Hey, Brian, it’s Scott. But let me try the share gain one first. So think about share, certainly, there is .com in the gTLDs and then there is the different ccTLDs. And obviously, zone files from VeriSign are both published and easily accessible and we have a regular, frankly, automated dashboard, where we can swizzle .com in any country, situation around the world and track and measure our share. Over the last couple of years, as we have been entering our countries in localized form, one little execution part of that has been to establish data feeds with the registries in each of those countries to also track and measure ccTLDs. So, in our Tier 1 markets, we also are measuring and tracking our ccTLDs share and frankly, in all of our Tier 1 markets, it’s going up. So, we look at both in their individual component parts, but more importantly overall, because I think this gets to the most interesting thing and is what you let into, which is our platform is now in a position where in a geography or in a market, we can surface certain kinds of products in some markets that maybe a ccTLD and others it’s .com, individually, with different price points, sometimes together and have automated – frankly, the infrastructure in the platform to be able to do that kind of market price product independent. And again, that’s one of those things that is just starting to rollout and we think this is going to be a big help and it’s just one of the many ways that a platform plays out into making things very localized and relevant and good business for us.

Blake Irving

Analyst · Brian Essex with Morgan Stanley.
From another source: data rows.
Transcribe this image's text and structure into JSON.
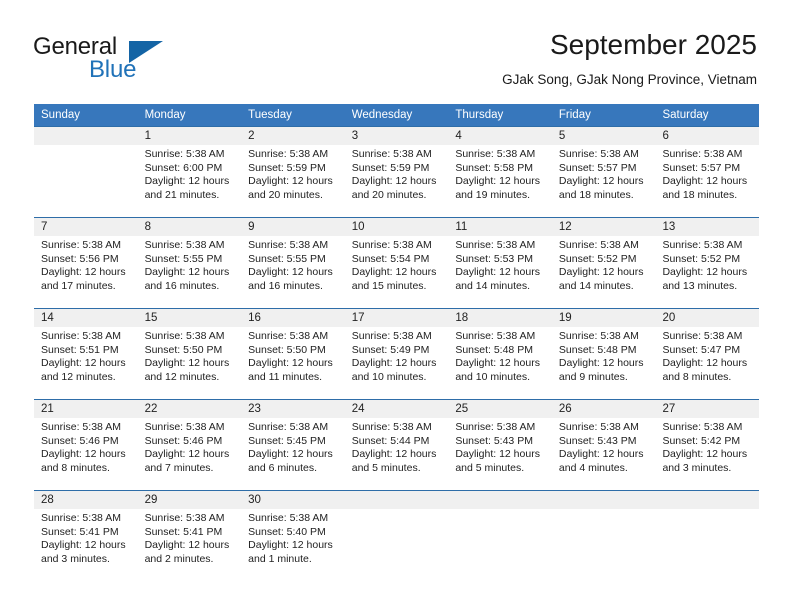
{
  "brand": {
    "name_part1": "General",
    "name_part2": "Blue",
    "triangle_color": "#1464a5",
    "blue_text_color": "#2072b8"
  },
  "header": {
    "month_title": "September 2025",
    "location": "GJak Song, GJak Nong Province, Vietnam"
  },
  "theme": {
    "header_blue": "#3777bc",
    "row_rule_blue": "#2e6da8",
    "date_band_gray": "#f0f0f0"
  },
  "calendar": {
    "weekday_headers": [
      "Sunday",
      "Monday",
      "Tuesday",
      "Wednesday",
      "Thursday",
      "Friday",
      "Saturday"
    ],
    "weeks": [
      {
        "days": [
          {
            "date": "",
            "sunrise": "",
            "sunset": "",
            "daylight_line1": "",
            "daylight_line2": ""
          },
          {
            "date": "1",
            "sunrise": "Sunrise: 5:38 AM",
            "sunset": "Sunset: 6:00 PM",
            "daylight_line1": "Daylight: 12 hours",
            "daylight_line2": "and 21 minutes."
          },
          {
            "date": "2",
            "sunrise": "Sunrise: 5:38 AM",
            "sunset": "Sunset: 5:59 PM",
            "daylight_line1": "Daylight: 12 hours",
            "daylight_line2": "and 20 minutes."
          },
          {
            "date": "3",
            "sunrise": "Sunrise: 5:38 AM",
            "sunset": "Sunset: 5:59 PM",
            "daylight_line1": "Daylight: 12 hours",
            "daylight_line2": "and 20 minutes."
          },
          {
            "date": "4",
            "sunrise": "Sunrise: 5:38 AM",
            "sunset": "Sunset: 5:58 PM",
            "daylight_line1": "Daylight: 12 hours",
            "daylight_line2": "and 19 minutes."
          },
          {
            "date": "5",
            "sunrise": "Sunrise: 5:38 AM",
            "sunset": "Sunset: 5:57 PM",
            "daylight_line1": "Daylight: 12 hours",
            "daylight_line2": "and 18 minutes."
          },
          {
            "date": "6",
            "sunrise": "Sunrise: 5:38 AM",
            "sunset": "Sunset: 5:57 PM",
            "daylight_line1": "Daylight: 12 hours",
            "daylight_line2": "and 18 minutes."
          }
        ]
      },
      {
        "days": [
          {
            "date": "7",
            "sunrise": "Sunrise: 5:38 AM",
            "sunset": "Sunset: 5:56 PM",
            "daylight_line1": "Daylight: 12 hours",
            "daylight_line2": "and 17 minutes."
          },
          {
            "date": "8",
            "sunrise": "Sunrise: 5:38 AM",
            "sunset": "Sunset: 5:55 PM",
            "daylight_line1": "Daylight: 12 hours",
            "daylight_line2": "and 16 minutes."
          },
          {
            "date": "9",
            "sunrise": "Sunrise: 5:38 AM",
            "sunset": "Sunset: 5:55 PM",
            "daylight_line1": "Daylight: 12 hours",
            "daylight_line2": "and 16 minutes."
          },
          {
            "date": "10",
            "sunrise": "Sunrise: 5:38 AM",
            "sunset": "Sunset: 5:54 PM",
            "daylight_line1": "Daylight: 12 hours",
            "daylight_line2": "and 15 minutes."
          },
          {
            "date": "11",
            "sunrise": "Sunrise: 5:38 AM",
            "sunset": "Sunset: 5:53 PM",
            "daylight_line1": "Daylight: 12 hours",
            "daylight_line2": "and 14 minutes."
          },
          {
            "date": "12",
            "sunrise": "Sunrise: 5:38 AM",
            "sunset": "Sunset: 5:52 PM",
            "daylight_line1": "Daylight: 12 hours",
            "daylight_line2": "and 14 minutes."
          },
          {
            "date": "13",
            "sunrise": "Sunrise: 5:38 AM",
            "sunset": "Sunset: 5:52 PM",
            "daylight_line1": "Daylight: 12 hours",
            "daylight_line2": "and 13 minutes."
          }
        ]
      },
      {
        "days": [
          {
            "date": "14",
            "sunrise": "Sunrise: 5:38 AM",
            "sunset": "Sunset: 5:51 PM",
            "daylight_line1": "Daylight: 12 hours",
            "daylight_line2": "and 12 minutes."
          },
          {
            "date": "15",
            "sunrise": "Sunrise: 5:38 AM",
            "sunset": "Sunset: 5:50 PM",
            "daylight_line1": "Daylight: 12 hours",
            "daylight_line2": "and 12 minutes."
          },
          {
            "date": "16",
            "sunrise": "Sunrise: 5:38 AM",
            "sunset": "Sunset: 5:50 PM",
            "daylight_line1": "Daylight: 12 hours",
            "daylight_line2": "and 11 minutes."
          },
          {
            "date": "17",
            "sunrise": "Sunrise: 5:38 AM",
            "sunset": "Sunset: 5:49 PM",
            "daylight_line1": "Daylight: 12 hours",
            "daylight_line2": "and 10 minutes."
          },
          {
            "date": "18",
            "sunrise": "Sunrise: 5:38 AM",
            "sunset": "Sunset: 5:48 PM",
            "daylight_line1": "Daylight: 12 hours",
            "daylight_line2": "and 10 minutes."
          },
          {
            "date": "19",
            "sunrise": "Sunrise: 5:38 AM",
            "sunset": "Sunset: 5:48 PM",
            "daylight_line1": "Daylight: 12 hours",
            "daylight_line2": "and 9 minutes."
          },
          {
            "date": "20",
            "sunrise": "Sunrise: 5:38 AM",
            "sunset": "Sunset: 5:47 PM",
            "daylight_line1": "Daylight: 12 hours",
            "daylight_line2": "and 8 minutes."
          }
        ]
      },
      {
        "days": [
          {
            "date": "21",
            "sunrise": "Sunrise: 5:38 AM",
            "sunset": "Sunset: 5:46 PM",
            "daylight_line1": "Daylight: 12 hours",
            "daylight_line2": "and 8 minutes."
          },
          {
            "date": "22",
            "sunrise": "Sunrise: 5:38 AM",
            "sunset": "Sunset: 5:46 PM",
            "daylight_line1": "Daylight: 12 hours",
            "daylight_line2": "and 7 minutes."
          },
          {
            "date": "23",
            "sunrise": "Sunrise: 5:38 AM",
            "sunset": "Sunset: 5:45 PM",
            "daylight_line1": "Daylight: 12 hours",
            "daylight_line2": "and 6 minutes."
          },
          {
            "date": "24",
            "sunrise": "Sunrise: 5:38 AM",
            "sunset": "Sunset: 5:44 PM",
            "daylight_line1": "Daylight: 12 hours",
            "daylight_line2": "and 5 minutes."
          },
          {
            "date": "25",
            "sunrise": "Sunrise: 5:38 AM",
            "sunset": "Sunset: 5:43 PM",
            "daylight_line1": "Daylight: 12 hours",
            "daylight_line2": "and 5 minutes."
          },
          {
            "date": "26",
            "sunrise": "Sunrise: 5:38 AM",
            "sunset": "Sunset: 5:43 PM",
            "daylight_line1": "Daylight: 12 hours",
            "daylight_line2": "and 4 minutes."
          },
          {
            "date": "27",
            "sunrise": "Sunrise: 5:38 AM",
            "sunset": "Sunset: 5:42 PM",
            "daylight_line1": "Daylight: 12 hours",
            "daylight_line2": "and 3 minutes."
          }
        ]
      },
      {
        "days": [
          {
            "date": "28",
            "sunrise": "Sunrise: 5:38 AM",
            "sunset": "Sunset: 5:41 PM",
            "daylight_line1": "Daylight: 12 hours",
            "daylight_line2": "and 3 minutes."
          },
          {
            "date": "29",
            "sunrise": "Sunrise: 5:38 AM",
            "sunset": "Sunset: 5:41 PM",
            "daylight_line1": "Daylight: 12 hours",
            "daylight_line2": "and 2 minutes."
          },
          {
            "date": "30",
            "sunrise": "Sunrise: 5:38 AM",
            "sunset": "Sunset: 5:40 PM",
            "daylight_line1": "Daylight: 12 hours",
            "daylight_line2": "and 1 minute."
          },
          {
            "date": "",
            "sunrise": "",
            "sunset": "",
            "daylight_line1": "",
            "daylight_line2": ""
          },
          {
            "date": "",
            "sunrise": "",
            "sunset": "",
            "daylight_line1": "",
            "daylight_line2": ""
          },
          {
            "date": "",
            "sunrise": "",
            "sunset": "",
            "daylight_line1": "",
            "daylight_line2": ""
          },
          {
            "date": "",
            "sunrise": "",
            "sunset": "",
            "daylight_line1": "",
            "daylight_line2": ""
          }
        ]
      }
    ]
  }
}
Your line is now open

Yes. Just to pile on, Brian, so, a couple of things I think are important to note. I think the way that we have done a proprietary search algorithm is insanely fast and it also allows us to surface any TLD that’s appropriate based on the word breaking that we have done in the search query. So, actually it’s a very advanced word-breaking across the search. We can surface TLDs from any registry that are appropriate for that particular search query. And it’s delivered frankly a 10% growth rate for us in an industry that’s not growing at 10%. So, we continue like basically double the growth rate. So, we are continuing to take share in the TLDs that we play in today, which are the big ones as well, the .com and the .nets. And frankly, having 20% of the world’s domains under management and 61 million domains under management is important. So leadership here is incredibly important to us and we are going to continue to innovate and put great engineers on these – great engineers and great UX people on these problems. And we know that when you own that domains on ramp, it’s the first thing that people do when they have an idea, they go buy a domain and then the next thing they do is go attach something to it. And it’s a key driver not just for the domains business, but for the rest of our business as well and you will see us continuing to work there and make really good investments.

Brian Essex

Analyst · Brian Essex with Morgan Stanley. Your line is now open

Great. Very helpful. Thank you very much.

Blake Irving

Analyst · Brian Essex with Morgan Stanley. Your line is now open

Thank you.

Operator

Operator

And there are no further questions on the lines at this time. I will now turn the call back to the presenters.

Blake Irving

Analyst · Deutsche Bank. Your line is now open

Hey, everyone. This is Blake. I just wanted to thank you all for standing on the phone for – standing or sitting on the phone for the last hour hearing our comments and asking questions. So, we have had a great third quarter. We feel good about it. And we look forward to talking with you next quarter. Bye now.

Operator

Operator

This concludes today’s conference call. You may now disconnect.